While other leaders debated key issues such as enlargement and the EU's next multi-annual budget, the Belgian prime minister and other key players, including Italian Prime Minister Giorgia Meloni and German Chancellor Friedrich Merz, slipped out of the room. Merz met with Meloni to try to convince her.
German Chancellor Friedrich Merz and European Commission President Ursula von der Leyen before the EU summit in Brussels, December 18, 2025.Olivier HOSLET / POOL / AFP / AFP
The price De Wever demanded for supporting the asset plan was unlimited financial guarantees from other member states in the amount of EUR 210 billion (PLN 884 billion) in the event that Russia files a lawsuit or takes other retaliatory actions.

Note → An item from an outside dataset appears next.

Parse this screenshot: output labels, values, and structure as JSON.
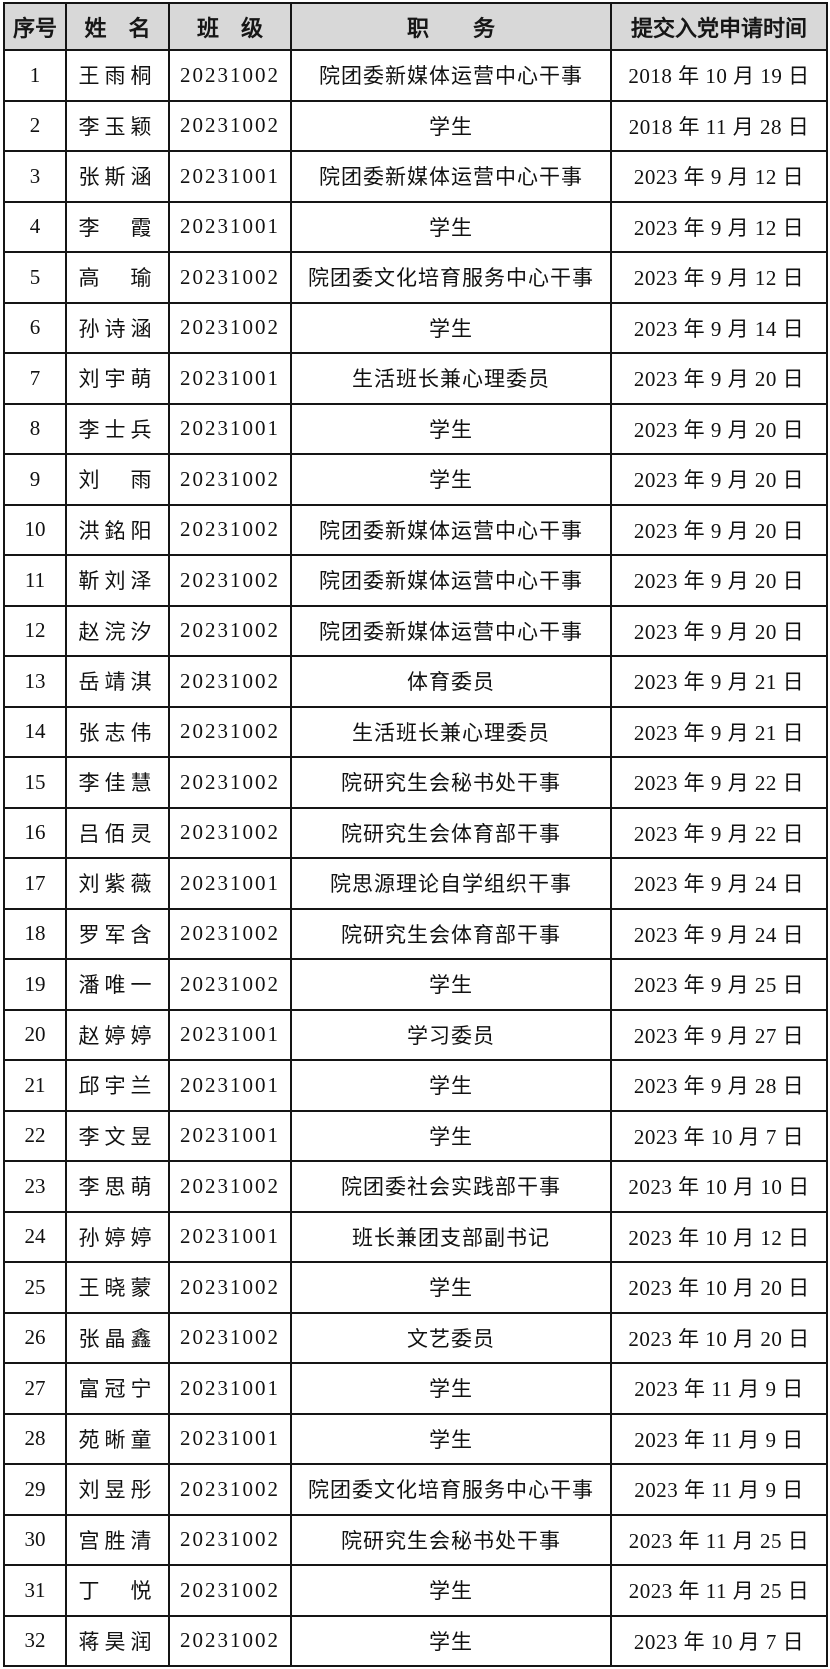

However, the idea of giving Belgium a blank check had no chance of success because the countries were afraid of unlimited financial responsibility.
After four hours of talks, there was a real prospect of no agreement.
The idea of using Russian assets to provide a loan fell through shortly after a two-page legal document responding to Belgium's concerns was circulated among leaders. For many leaders, the document raised too many questions and went too far. Meloni quickly started looking for loopholes in it. French President Emmanuel Macron and then Luxembourg Prime Minister Luc Frieden joined the discussion.
The plan failed.
As time passed, as leaders wanted to leave Brussels for the Christmas break, and Ukraine waited impatiently for concrete decisions, talks focused on plan B European Commission on financing Ukraine: joint borrowing.
In fact this idea had been floating around for a few days now. Von der Leyen opened the door to Eurobonds on Wednesday morning during a speech to the European Parliament. — I have proposed two different options for the upcoming European Council, one based on assets and the other on EU loans, she said.
The question was how the EU could get Hungary, which had ruled out Eurobonds, to lift its veto. Commission officials seemed confident that they had found a way.
In exchange for Orban's support, the Commission released Hungarian taxpayers from the obligation to pay for Ukraine's defense.
Orbán, Czech Prime Minister Andrej Babis and Slovak Prime Minister Robert Fico – the three Eurosceptic EU leaders – gathered for a private meeting on the sidelines of the summit before the leaders sat down for dinner. Eventually, they all obtained exemptions from the common debt program.
What united the remaining 24 EU leaders was the agreement that failure at the December summit was not an option. Without money from the EU, Ukraine will go bankrupt next year.
Zelensky, who flew to Brussels on Thursday morning to focus leaders' attention on the task ahead, told reporters that if they fail to reach an agreement, Ukraine will have to drastically reduce expenses. This would mean fewer weapons and drones and more victims of Russian attacks.
Ultimately, a compromise agreement means – as is often the case with EU decisions – that virtually any leader can present it as a victory.
But no one like the Prime Minister of Belgium.
The bad news for him is that it will not be quickly forgotten in EU power circles. — Bart De Wever cannot count on any favors from the Commission in the near future, said an EU diplomat. “And he'll probably need them.”